While these steps have been important in establishing an unprecedented level of commonality, they have also underscored what still needs to be done. The adjustments the Czech Republic must make will be wide-ranging. You must continue to modernise your armed forces, improve the quality of military life, and develop a professional non-commissioned officer corps. You will have to make improvements in a number of key areas. And you will have to maintain a defence budget adequate to achieve this. I am not talking of huge amounts of high-tech equipment. But it does require the political commitment, as well as the readiness, to implement tough reforms.

Clearly, future new members, like NATO's present members, will have the time and the freedom to meet the requirements in a way that they can absorb. It is equally clear that NATO will provide a solid, reliable framework for this long-term restructuring - and that means a more cost-effective reform than could ever be contemplated outside NATO.

NATO will offer its assistance, but most of the work remains up to you. NATO is a voluntary framework, not a straitjacket. No detailed Alliance planning process can spare a member country - and its parliament - from having to make crucial decisions. I am confident that your determination to implement these challenging reforms will make the Czech Republic a net provider of security by 1999.

The willingness to be a contributor to our common security, not just a consumer, will not fail to have an impact on Allied parliaments, as they contemplate ratification in the months ahead. So will the level of public support for the accession process in general. Now is the time for parliamentarians to show real leadership. Membership in NATO is an investment in the long-term future of your country. It is too precious a goal to gamble with or risk letting slip away.

As we await the outcome of the ratification process in Allied Parliaments, we will involve the Czech Republic to the greatest extent possible in Alliance activities. Your representatives receive regular briefings on NATO policies, and they participate in all Alliance fora. Czech, Hungarian and Polish representatives in Brussels are already sitting at the conference table for the weekly meetings in Brussels of the North Atlantic Council and its subordinate committees. Your military take part in activities at the NATO military headquarters in Mons.

Ladies and Gentlemen,

A democratic security community, based on common values rather than fear - such was the guiding vision that inspired the drafters of the Washington Treaty in 1949. They did not define NATO's purpose solely as protecting its members in military terms.
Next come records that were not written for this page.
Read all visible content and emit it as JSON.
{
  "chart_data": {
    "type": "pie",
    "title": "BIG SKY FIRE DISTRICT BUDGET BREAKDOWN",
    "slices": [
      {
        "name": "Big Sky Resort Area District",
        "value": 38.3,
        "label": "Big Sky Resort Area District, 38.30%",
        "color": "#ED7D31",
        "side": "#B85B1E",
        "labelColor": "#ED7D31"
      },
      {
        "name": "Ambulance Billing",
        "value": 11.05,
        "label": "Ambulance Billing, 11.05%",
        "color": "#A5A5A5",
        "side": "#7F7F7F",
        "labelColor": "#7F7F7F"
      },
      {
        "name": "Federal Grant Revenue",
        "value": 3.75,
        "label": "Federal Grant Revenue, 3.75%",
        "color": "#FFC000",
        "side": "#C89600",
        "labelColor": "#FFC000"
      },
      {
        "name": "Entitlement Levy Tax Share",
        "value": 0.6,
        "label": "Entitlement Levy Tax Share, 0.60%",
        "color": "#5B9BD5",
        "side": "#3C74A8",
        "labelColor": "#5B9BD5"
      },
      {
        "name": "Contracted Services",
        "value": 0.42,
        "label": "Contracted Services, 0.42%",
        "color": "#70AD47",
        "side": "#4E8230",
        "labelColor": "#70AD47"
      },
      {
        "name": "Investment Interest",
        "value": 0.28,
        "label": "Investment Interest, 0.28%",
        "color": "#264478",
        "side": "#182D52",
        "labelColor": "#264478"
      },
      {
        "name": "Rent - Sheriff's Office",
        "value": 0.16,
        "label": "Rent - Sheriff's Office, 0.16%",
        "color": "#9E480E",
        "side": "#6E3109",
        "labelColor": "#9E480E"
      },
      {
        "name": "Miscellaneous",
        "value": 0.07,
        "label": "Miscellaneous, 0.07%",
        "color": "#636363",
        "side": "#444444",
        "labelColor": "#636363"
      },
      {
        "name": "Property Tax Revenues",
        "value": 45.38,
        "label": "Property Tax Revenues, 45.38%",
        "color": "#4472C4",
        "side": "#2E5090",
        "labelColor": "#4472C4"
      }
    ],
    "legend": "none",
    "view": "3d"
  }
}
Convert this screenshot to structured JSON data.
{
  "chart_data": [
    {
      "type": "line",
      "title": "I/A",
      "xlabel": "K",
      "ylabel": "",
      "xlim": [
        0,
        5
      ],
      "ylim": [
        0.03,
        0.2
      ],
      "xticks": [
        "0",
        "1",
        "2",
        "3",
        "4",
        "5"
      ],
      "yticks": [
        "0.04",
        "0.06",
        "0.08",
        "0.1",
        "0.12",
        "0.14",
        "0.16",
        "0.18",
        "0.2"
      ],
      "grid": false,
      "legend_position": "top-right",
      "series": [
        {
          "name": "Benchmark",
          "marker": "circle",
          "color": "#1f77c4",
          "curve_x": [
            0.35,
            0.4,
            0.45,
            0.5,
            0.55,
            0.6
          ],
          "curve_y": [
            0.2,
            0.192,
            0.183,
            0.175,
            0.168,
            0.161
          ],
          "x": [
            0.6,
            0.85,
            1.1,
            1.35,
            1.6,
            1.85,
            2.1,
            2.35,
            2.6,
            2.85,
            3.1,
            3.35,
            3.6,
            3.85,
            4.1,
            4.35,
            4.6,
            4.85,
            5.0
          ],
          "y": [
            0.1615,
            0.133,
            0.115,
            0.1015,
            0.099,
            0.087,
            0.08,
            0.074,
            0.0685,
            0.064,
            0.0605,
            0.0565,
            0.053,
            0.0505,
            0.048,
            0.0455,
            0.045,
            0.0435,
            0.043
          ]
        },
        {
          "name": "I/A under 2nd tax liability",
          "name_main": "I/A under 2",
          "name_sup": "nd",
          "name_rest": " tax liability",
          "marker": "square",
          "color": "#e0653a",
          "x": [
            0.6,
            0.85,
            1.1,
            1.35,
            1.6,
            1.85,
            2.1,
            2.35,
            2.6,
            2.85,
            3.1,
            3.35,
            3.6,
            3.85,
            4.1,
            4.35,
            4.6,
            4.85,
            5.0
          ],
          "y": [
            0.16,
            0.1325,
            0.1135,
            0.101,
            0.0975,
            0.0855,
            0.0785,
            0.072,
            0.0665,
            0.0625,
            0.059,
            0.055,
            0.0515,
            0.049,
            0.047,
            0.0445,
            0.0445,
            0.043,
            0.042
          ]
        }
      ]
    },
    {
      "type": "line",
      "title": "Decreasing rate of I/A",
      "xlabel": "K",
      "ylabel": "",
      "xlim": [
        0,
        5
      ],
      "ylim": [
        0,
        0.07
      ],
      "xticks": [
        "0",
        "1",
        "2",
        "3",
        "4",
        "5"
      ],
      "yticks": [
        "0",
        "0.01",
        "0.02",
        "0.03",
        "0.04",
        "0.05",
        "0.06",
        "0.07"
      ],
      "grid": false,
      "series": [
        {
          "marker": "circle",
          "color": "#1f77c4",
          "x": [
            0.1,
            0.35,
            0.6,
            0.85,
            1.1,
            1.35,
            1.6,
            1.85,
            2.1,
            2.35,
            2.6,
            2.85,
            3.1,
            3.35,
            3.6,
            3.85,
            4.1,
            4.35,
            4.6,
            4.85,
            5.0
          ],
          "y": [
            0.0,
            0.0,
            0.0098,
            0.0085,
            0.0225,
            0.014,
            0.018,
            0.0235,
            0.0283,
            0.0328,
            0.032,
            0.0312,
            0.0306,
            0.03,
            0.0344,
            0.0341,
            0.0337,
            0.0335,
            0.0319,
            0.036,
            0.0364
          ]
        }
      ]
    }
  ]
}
The ambition from the start was both simpler and broader: in the words of the Treaty, "to promote stability and well-being in the North Atlantic area."

Today, the Atlantic Alliance can finally return to its original vocation: to safeguard and further our democratic values and to support the widening integrative process of the new Europe. With the Czech Republic at our side, we can grasp this beckoning moment of history. I welcome you to our common European home. Thank You.